The Renco Group, Inc. v. Steelworkers Pension Trust, No. CV 18-1311, 2019 WL 4748057 (W.D. Pa. Sept. 30, 2019) (Judge Cathy Bissoon). The court confirmed the Arbitrator’s opinion and award where the Arbitrator concluded that Renco’s selling of 24.5% of RG Steel to Cerberus Capital Management had a principal purpose of evading or avoiding Renco’s withdrawal liability, and, thus, should be disregarded pursuant to § 4212(c) of ERISA, 29 U.S.C. § 1392(c).
Boards of Trustees of the Ohio Laborers Benefits v. Paschal, Bihn & Sons, LLC, No. 2:19-CV-3454, 2019 WL 4783861 (S.D. Ohio Oct. 1, 2019) (Magistrate Judge Elizabeth A. Preston Deavers). The court recommended that Plaintiffs’ Motion for Default Judgment be granted and Plaintiffs recover the sum of $1,584.22, including unpaid fringe benefit contributions through December 2018, prejudgment interest, and liquidated damages, and a reasonable attorney’s fee in the amount of $2,550.00, plus interest from the date of judgment at the rate of one percent (1%) per month.
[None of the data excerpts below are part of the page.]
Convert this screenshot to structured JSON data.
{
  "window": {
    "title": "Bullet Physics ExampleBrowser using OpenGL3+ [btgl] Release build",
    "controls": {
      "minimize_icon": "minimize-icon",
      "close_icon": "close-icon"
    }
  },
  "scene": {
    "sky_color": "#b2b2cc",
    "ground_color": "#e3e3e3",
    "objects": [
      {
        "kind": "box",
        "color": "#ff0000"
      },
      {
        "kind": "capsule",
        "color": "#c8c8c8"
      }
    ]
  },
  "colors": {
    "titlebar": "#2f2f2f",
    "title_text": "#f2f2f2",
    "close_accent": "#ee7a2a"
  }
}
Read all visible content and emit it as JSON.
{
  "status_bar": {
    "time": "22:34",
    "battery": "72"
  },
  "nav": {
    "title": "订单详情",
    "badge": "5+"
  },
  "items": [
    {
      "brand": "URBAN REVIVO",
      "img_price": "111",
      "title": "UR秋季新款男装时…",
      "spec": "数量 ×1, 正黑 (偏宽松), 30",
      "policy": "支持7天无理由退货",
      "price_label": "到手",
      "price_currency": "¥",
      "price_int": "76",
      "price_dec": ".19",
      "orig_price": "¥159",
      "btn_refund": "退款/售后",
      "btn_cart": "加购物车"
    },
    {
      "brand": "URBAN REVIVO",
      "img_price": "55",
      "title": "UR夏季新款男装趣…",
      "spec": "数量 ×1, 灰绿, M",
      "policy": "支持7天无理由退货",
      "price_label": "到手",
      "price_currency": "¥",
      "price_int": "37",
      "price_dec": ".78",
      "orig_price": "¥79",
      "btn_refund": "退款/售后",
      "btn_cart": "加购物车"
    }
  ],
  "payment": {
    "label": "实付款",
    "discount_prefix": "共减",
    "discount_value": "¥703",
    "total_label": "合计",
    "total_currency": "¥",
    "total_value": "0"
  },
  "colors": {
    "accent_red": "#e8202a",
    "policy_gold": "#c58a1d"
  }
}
Patt, et al. v. Tull Crane & Rigging, LLC, No. 19-CV-1548 (SRN/HB), 2019 WL 4894849 (D. Minn. Oct. 4, 2019) (Judge Susan Richard Nelson). The court granted Plaintiffs default judgment against Defendant Tull Crane & Rigging, LLC, finding that is liable to the Funds in the amount of $20,941.43 for delinquent contributions and liquidated damages, and $1,462.15 for the Funds’ reasonable attorneys’ fees and costs.